In 1985, he was elected 1st vice-president under the presidency of Elie Castor. Antoine Karam emphasizes:

“He was a very hard worker, who gave a lot of advice. He was a lawyer by profession and studied all the laws of decentralization related to the transfer of powers. But above all he was an excellent mediator. There were often conflicts and differences between the elected representatives of the majority, he intervened effectively. »

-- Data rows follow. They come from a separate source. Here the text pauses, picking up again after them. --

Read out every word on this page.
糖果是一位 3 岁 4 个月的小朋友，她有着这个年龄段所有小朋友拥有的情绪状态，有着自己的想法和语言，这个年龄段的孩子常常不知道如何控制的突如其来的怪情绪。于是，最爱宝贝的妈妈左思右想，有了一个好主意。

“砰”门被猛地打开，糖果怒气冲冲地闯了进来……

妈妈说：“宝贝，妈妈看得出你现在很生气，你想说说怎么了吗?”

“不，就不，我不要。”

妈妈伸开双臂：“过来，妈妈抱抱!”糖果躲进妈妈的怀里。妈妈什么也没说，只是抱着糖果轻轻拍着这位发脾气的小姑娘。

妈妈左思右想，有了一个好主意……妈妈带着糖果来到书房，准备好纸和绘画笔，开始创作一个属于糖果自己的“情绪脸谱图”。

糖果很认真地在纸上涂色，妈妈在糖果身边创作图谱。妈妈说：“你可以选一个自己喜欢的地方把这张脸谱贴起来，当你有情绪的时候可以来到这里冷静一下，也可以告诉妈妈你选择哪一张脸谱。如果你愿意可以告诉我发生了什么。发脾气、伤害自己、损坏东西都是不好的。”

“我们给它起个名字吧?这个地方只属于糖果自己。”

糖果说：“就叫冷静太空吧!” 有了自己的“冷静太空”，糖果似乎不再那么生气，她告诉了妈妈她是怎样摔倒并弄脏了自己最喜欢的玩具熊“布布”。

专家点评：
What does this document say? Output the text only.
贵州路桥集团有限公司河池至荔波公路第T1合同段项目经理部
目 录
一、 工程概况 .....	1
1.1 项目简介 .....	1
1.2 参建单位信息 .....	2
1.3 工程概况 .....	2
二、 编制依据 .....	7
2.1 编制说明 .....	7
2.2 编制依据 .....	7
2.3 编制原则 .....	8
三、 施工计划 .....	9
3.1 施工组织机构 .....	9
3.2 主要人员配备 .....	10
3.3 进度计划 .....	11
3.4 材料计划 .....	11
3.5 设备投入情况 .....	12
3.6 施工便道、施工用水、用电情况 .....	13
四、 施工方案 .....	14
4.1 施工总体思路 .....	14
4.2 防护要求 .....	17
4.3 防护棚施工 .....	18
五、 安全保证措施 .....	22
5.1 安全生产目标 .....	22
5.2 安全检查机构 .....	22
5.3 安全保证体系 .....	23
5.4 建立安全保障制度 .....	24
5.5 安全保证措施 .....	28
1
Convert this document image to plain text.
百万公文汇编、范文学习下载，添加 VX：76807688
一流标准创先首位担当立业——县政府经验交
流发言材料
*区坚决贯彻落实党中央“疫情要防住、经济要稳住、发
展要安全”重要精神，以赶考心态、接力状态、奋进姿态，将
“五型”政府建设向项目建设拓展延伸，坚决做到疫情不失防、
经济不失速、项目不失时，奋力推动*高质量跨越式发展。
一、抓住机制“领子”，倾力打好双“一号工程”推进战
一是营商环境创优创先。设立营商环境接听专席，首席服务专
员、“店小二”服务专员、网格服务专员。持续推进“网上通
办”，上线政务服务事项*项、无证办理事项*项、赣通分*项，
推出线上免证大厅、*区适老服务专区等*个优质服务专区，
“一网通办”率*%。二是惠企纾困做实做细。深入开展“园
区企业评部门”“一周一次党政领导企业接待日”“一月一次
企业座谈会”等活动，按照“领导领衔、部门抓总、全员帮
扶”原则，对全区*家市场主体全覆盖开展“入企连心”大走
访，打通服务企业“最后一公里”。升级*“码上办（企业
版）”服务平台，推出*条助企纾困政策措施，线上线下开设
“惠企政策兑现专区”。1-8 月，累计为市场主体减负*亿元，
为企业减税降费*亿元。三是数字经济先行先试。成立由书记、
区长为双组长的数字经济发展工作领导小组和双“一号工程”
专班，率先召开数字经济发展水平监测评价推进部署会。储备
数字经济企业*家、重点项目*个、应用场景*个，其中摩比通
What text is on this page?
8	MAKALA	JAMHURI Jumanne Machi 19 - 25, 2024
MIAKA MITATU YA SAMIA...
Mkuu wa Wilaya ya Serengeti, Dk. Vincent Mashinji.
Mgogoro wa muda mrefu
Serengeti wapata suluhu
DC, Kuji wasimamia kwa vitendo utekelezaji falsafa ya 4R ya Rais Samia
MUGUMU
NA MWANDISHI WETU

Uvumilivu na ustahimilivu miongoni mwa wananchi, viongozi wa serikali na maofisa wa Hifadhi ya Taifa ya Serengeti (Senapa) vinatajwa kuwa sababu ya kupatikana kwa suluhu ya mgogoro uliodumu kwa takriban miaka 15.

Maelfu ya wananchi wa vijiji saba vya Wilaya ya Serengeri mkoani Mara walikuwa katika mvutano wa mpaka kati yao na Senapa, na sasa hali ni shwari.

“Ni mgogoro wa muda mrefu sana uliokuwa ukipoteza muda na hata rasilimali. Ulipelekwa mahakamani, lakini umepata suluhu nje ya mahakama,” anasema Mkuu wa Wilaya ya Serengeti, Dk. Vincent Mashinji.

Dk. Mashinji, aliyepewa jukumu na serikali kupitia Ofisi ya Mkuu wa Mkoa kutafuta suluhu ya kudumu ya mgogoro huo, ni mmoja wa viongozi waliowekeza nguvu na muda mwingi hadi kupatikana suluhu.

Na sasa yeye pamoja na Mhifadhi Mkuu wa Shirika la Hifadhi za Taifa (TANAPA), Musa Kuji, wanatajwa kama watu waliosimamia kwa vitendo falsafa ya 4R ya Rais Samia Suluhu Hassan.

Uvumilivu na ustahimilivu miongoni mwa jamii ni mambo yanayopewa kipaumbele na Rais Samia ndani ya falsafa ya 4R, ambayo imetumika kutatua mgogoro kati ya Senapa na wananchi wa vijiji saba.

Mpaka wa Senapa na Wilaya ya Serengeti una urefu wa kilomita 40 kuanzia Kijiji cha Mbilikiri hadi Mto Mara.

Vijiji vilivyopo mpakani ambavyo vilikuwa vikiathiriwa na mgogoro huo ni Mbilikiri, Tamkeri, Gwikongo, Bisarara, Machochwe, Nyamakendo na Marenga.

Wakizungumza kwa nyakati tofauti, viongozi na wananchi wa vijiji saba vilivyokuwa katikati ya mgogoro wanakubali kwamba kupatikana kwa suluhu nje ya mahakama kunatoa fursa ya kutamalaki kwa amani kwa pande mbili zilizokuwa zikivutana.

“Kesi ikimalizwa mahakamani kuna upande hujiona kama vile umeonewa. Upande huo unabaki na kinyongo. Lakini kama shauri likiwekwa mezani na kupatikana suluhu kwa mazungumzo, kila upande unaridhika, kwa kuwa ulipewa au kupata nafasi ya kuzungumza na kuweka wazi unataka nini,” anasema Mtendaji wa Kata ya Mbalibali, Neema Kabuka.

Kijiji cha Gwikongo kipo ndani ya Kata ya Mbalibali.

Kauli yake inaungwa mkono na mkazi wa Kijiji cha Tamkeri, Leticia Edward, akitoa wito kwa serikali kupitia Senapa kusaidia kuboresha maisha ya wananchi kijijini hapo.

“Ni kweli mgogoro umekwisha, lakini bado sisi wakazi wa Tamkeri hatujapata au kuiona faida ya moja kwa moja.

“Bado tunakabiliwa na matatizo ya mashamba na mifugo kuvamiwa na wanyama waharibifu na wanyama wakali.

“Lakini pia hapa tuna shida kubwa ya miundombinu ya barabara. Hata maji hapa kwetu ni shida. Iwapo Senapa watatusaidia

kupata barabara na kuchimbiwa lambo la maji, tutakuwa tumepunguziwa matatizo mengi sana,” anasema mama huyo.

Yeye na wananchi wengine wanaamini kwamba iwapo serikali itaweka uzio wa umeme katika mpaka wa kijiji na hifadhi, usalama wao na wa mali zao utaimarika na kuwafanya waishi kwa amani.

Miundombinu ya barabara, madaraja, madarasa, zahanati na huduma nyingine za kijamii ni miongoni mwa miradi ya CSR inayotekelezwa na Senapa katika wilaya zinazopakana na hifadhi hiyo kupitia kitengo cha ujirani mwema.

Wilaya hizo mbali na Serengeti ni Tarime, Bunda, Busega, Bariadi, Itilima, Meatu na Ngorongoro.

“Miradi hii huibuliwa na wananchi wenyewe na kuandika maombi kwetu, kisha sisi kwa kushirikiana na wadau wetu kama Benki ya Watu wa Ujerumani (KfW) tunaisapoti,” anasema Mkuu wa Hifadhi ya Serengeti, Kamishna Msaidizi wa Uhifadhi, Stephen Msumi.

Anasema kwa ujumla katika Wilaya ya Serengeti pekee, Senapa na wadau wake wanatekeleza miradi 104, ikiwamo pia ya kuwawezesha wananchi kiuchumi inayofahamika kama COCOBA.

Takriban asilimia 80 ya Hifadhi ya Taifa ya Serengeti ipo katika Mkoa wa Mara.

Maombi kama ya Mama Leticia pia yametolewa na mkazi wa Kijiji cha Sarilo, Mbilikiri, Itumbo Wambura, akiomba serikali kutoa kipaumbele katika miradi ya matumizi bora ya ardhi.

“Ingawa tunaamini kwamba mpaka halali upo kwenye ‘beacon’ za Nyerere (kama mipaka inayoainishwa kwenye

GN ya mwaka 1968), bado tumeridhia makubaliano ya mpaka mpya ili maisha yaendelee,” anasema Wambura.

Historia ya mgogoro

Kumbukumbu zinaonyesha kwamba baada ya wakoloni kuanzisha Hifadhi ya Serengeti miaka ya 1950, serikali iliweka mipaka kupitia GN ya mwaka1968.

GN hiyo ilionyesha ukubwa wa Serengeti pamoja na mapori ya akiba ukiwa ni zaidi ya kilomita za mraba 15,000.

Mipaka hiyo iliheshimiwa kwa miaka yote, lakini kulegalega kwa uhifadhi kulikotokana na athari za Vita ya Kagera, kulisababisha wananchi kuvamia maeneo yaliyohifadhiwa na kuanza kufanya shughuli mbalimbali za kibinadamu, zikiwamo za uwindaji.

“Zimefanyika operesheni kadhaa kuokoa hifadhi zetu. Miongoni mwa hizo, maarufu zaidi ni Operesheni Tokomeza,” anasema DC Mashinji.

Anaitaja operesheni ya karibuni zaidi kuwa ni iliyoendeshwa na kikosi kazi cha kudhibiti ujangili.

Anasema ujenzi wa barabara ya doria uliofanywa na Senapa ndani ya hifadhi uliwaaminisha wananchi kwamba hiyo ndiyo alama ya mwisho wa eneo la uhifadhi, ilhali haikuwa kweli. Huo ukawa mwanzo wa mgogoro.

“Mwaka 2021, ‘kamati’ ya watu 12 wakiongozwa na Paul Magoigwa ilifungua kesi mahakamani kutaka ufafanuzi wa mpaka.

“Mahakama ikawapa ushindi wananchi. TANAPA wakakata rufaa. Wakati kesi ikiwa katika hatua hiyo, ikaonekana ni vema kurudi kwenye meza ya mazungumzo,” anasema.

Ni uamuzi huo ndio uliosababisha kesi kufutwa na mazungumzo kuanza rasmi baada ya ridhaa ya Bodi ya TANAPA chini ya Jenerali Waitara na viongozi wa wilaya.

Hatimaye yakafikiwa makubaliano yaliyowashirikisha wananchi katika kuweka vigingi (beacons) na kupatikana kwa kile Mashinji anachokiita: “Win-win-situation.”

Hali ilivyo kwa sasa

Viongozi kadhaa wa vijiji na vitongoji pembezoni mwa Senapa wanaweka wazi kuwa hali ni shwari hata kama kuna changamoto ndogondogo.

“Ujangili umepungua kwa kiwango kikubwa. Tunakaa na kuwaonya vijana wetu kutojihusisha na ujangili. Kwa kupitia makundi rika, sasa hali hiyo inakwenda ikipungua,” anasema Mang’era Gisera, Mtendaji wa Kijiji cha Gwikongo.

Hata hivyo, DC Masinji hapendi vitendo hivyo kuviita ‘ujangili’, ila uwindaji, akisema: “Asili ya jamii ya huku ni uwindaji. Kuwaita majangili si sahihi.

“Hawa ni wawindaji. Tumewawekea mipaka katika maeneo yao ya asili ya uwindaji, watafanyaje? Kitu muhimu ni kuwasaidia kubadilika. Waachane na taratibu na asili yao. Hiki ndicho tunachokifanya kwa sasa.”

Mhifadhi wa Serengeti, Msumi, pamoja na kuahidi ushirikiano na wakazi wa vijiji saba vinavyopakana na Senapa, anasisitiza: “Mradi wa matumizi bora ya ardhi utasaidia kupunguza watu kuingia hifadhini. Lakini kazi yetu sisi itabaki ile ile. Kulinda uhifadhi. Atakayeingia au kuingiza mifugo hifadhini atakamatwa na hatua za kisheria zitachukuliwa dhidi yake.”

Etienne-Yves Barrat was introduced to the Guiana Socialist Party in 1982 by activist Dolore Boromé. In 1988 under the banner of PSG, he ran for deputy in the second constituency and was beaten in the second round by 264 votes by Léon Bertrand. In 1989, candidate once again for the post of general councilor on the canton of Matoury now separated from Rémire-Montjoly, he does not obtain the victory against Jean-Pierre Roumillac.

He will not return to the forefront of the political scene.

The former president of the Territorial Collectivity of Guyana, Rodolphe Alexandre saluted his memory: “… He was a man as brilliant as he was humble and reserved, whose technicality and mastery of cases was an irreplaceable asset for all those with whom he worked, and in particular for his party, PSG… Honest and rigorous lawyer , he illustrated the court with brilliant pleadings on complex cases and brought, out of humanism and loyalty to his party, gracious assistance to many of his militants demanding more fairness…”.

The funeral of Etienne-Yves Barrat will take place on May 20 at 3 p.m. at the Saint-Sauveur cathedral in Cayenne.